FINRA’s New Social Media Guidance: Guidance for Companies?
From Suzanne Rothwell: Recently, FINRA issued updated guidance to broker/dealer firms on social networking websites in Regulatory Notice 11-39. This Notice supplements guidance issued early last year in Regulatory Notice 10-06. Although the FINRA requirements are specific to the regulatory environment for broker-dealers, companies may nonetheless find some of the guidance useful in developing a social media policy for themselves – particularly where employees use social media sites for business purposes – and in reviewing the company’s website.
The most recent FINRA Notice clarifies that broker-dealer employees may use smart phones or tablet computers and other personal communication devices to access the firm’s business applications so long as the business and personal communications can be separated on the device thereby enabling the firm to retrieve and supervise the business communications without accessing the employee’s personal communications.
In addition, a principal of the broker-dealer firm must review prior to use any social media site that an associated person intends to employ for a business purpose. A broker-dealer firm is responsible for training its associated persons on its social media policies and must follow up on “red flags” that might indicate non-compliance with firm policies.
FINRA points out that some firms require that associated persons annually certify compliance with the policies and some firms randomly spot check the websites of associated persons to monitor compliance with firm policies. The Notice also warns that a broker/dealer firm is responsible for ensuring that a data feed to the firm’s website does not contain inaccurate information and should not include a link on its website to a third-party site that the firm knows has false or misleading content (for which the firm will be responsible if it endorses the content on the third-party site).

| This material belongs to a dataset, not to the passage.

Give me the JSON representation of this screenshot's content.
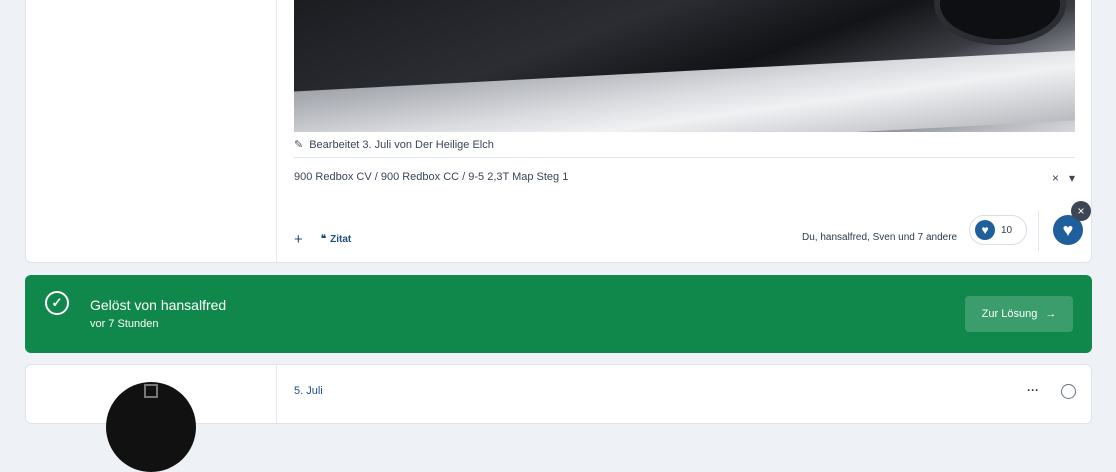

SEC Decides to Rescind Form F-9
Recently, as noted in this Paul Weiss memo, the SEC decided to eliminate Form F-9, effective as of December 31, 2012. Form F-9 is the SEC’s Multijurisdictional Disclosure System form used by some Canadian companies to register investment grade debt and preferred securities. One of the reasons for the SEC’s decision is Dodd-Frank’s Section 939A that directs the SEC to propose alternative criteria to replace rating agency criteria. Thus, Form F-9 had become largely duplicative of Form F-10. Still, it’s notable because it’s pretty rare that the SEC rescinds a form.